The D-SEC threat model involves three parties: the developer, the attacker, and the user. The developer builds and protects an LLM application. Both users and attackers interact with the application. The developer's goal is to create a defense that stops attacks while having minimal impact on the user experience.

Why Adaptive Defenses Matter

Static defenses often create a false sense of security. Mateo emphasizes, “Attackers don’t operate in a vacuum. They refine their strategies based on the feedback they receive from the model. Without adaptive defenses, systems remain vulnerable to the attacker getting wiser. Attackers are often stopped by the defenses in Gandalf on their first attempt, but eventually they all fall.”

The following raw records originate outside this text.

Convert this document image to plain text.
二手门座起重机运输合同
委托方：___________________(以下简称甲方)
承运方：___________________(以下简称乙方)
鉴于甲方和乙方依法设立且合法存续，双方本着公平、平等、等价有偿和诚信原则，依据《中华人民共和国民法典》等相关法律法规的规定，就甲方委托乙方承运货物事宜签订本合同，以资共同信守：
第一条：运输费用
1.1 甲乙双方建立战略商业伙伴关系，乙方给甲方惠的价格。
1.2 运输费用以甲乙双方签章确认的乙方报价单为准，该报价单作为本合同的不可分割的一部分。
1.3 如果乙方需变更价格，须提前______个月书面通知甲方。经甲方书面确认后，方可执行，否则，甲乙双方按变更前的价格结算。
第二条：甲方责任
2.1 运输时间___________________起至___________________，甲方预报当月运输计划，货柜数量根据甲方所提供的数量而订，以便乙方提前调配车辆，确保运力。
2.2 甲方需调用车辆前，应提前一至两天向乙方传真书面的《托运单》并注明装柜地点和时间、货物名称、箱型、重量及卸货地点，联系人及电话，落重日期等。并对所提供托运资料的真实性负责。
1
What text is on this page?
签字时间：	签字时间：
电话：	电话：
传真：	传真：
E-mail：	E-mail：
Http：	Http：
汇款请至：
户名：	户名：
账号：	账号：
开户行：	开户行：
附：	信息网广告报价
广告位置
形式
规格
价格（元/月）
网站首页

To address this, the research introduces the Dynamic Security and Utility Threat Model (D-SEC), which incorporates two crucial elements:

  • Dynamic Attacker Behavior: Models how attackers learn and adapt over time.
  • Security-Utility Trade-offs: Evaluates the impact of defenses on both malicious and benign users.

Niklas explains, “D-SEC allows us to think about the problem in the right way, balancing the need to block attacks with the goal of preserving a positive user experience.”

Adaptive defenses that block attempts past a block threshold enhance security. A defense can decide to err on the side of caution and block attackers after a few suspicious interactions. This figure is clear: blocking all users after four suspicious prompts, for example, leads to a significant boost in security without large impacts on usability. 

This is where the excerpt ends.